Unable to bypass restriction with synonym token filter

@radoslav.sholev,

Thanks for explaining the use case. I think I understand the issue better now.

I'm looking at some of the discussions around when this change happened (before my time as an employee), and it seems like we intended the synonym_graph search-time filter (docs here) to cover some of the cases that the old synonym filter used to cover before 6.0. See, for example, the discussion here:

I tried it out in Kibana. It looks like what I'm doing here doesn't store the tag on the document, but does let you use the tag in search:

PUT index_4
{
  "mappings": {
    "properties": {
      "text": {
        "analyzer": "custom_index_analyzer",
        "norms": false,
        "type": "text"
      }
    }
  },
  "settings": {
    "index.number_of_replicas": 1,
    "analysis": {
      "analyzer": {
        "custom_index_analyzer": {
          "char_filter": [],
          "filter": [
            "lowercase",
            "custom_lemma"
          ],
          "tokenizer": "standard",
          "type": "custom"
        },
        "custom_search_analyzer": {
          "char_filter": [],
          "filter": [
            "lowercase",
            "custom_wordpack"
          ],
          "tokenizer": "standard",
          "type": "custom"
        }
      },
      "char_filter": {},
      "filter": {
        "custom_wordpack": {
          "type": "synonym_graph",
          "synonyms": [
            "gym, _amenities"
          ]
        },
        "custom_lemma": {
          "type": "lemmagen",
          "lexicon": "en"
        }
      }
    },
    "index.number_of_shards": 1
  }
}

At index time, we use the LemmaGen analyzer on the text field. The tag isn't added.

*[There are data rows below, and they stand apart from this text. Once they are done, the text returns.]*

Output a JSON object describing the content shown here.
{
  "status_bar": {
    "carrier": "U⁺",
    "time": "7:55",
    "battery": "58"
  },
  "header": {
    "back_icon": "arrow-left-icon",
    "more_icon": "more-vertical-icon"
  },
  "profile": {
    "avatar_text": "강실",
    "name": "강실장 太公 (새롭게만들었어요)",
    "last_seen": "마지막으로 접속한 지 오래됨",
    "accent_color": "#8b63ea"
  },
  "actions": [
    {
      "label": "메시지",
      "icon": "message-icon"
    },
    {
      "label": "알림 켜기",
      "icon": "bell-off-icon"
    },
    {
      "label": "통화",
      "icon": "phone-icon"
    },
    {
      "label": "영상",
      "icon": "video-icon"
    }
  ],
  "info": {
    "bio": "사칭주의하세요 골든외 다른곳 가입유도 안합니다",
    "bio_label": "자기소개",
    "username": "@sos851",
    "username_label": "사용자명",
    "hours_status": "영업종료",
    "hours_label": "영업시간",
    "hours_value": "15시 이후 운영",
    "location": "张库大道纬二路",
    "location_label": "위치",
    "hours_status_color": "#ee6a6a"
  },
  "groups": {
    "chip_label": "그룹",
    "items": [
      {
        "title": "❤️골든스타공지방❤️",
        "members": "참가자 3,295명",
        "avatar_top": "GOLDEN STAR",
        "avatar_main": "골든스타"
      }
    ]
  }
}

However, when a search for _amenities using the search-time analyzer will search for the gym token.

POST index_4/_analyze
{
  "analyzer": "custom_search_analyzer",
  "text": "_amenities"
}

Result:

{
  "tokens" : [
    {
      "token" : "gym",
      "start_offset" : 0,
      "end_offset" : 10,
      "type" : "SYNONYM",
      "position" : 0
    },
    {
      "token" : "_amenities",
      "start_offset" : 0,
      "end_offset" : 10,
      "type" : "<ALPHANUM>",
      "position" : 0
    }
  ]
}

Now if we index one document with "gym" and another with "gyms":

PUT index_4/_doc/1
{
  "text": "nice chairs at the gym"
}

PUT index_4/_doc/2
{
  "text": "there are plenty of gyms in the city"
}

Our query will find and highlight both terms:

GET index_4/_search
{
  "query": {
    "match": {
      "text": {
        "query": "_amenities",
        "analyzer": "custom_search_analyzer"
      }
    }
  },
  "highlight": {
    "fields": {
      "text": {}
    }
  }
}

Result:

{
  [...],
  "hits" : {
    "total" : {
      "value" : 2,
      "relation" : "eq"
    },
    "max_score" : 0.27884474,
    "hits" : [
      {
        "_index" : "index_4",
        "_type" : "_doc",
        "_id" : "1",
        "_score" : 0.27884474,
        "_source" : {
          "text" : "nice chairs at the gym"
        },
        "highlight" : {
          "text" : [
            "nice chairs at the <em>gym</em>"
          ]
        }
      },
      {
        "_index" : "index_4",
        "_type" : "_doc",
        "_id" : "2",
        "_score" : 0.27884474,
        "_source" : {
          "text" : "there are plenty of gyms in the city"
        },
        "highlight" : {
          "text" : [
            "there are plenty of <em>gyms</em> in the city"
          ]
        }
      }
    ]
  }
}

And here's a stab at an aggregation that counts documents matching tags:

GET index_4/_search
{
  "query": {
    "match_all": {}
  },
  "size": 0,
  "aggs": {
    "tag_agg": {
      "filters": {
        "filters": {
          "amenities": {
            "match": {
              "text": {
                "query": "_amenities",
                "analyzer": "custom_search_analyzer"
              }
            }
          },
          "no_amenities": {
            "bool": {
              "must_not": {
                "match": {
                  "text": {
                    "query": "_amenities",
                    "analyzer": "custom_search_analyzer"
                  }
                }
              }
            }
          }
        }
      }
    }
  }
}

Result:

{
  [...],
  "aggregations" : {
    "tag_agg" : {
      "buckets" : {
        "amenities" : {
          "doc_count" : 2
        },
        "no_amenities" : {
          "doc_count" : 0
        }
      }
    }
  }
}

I think this approach gets closer to your use-case than the multi-field suggestion does, though I am not sure if it fully solves the problem. Please let me know what you think.

-William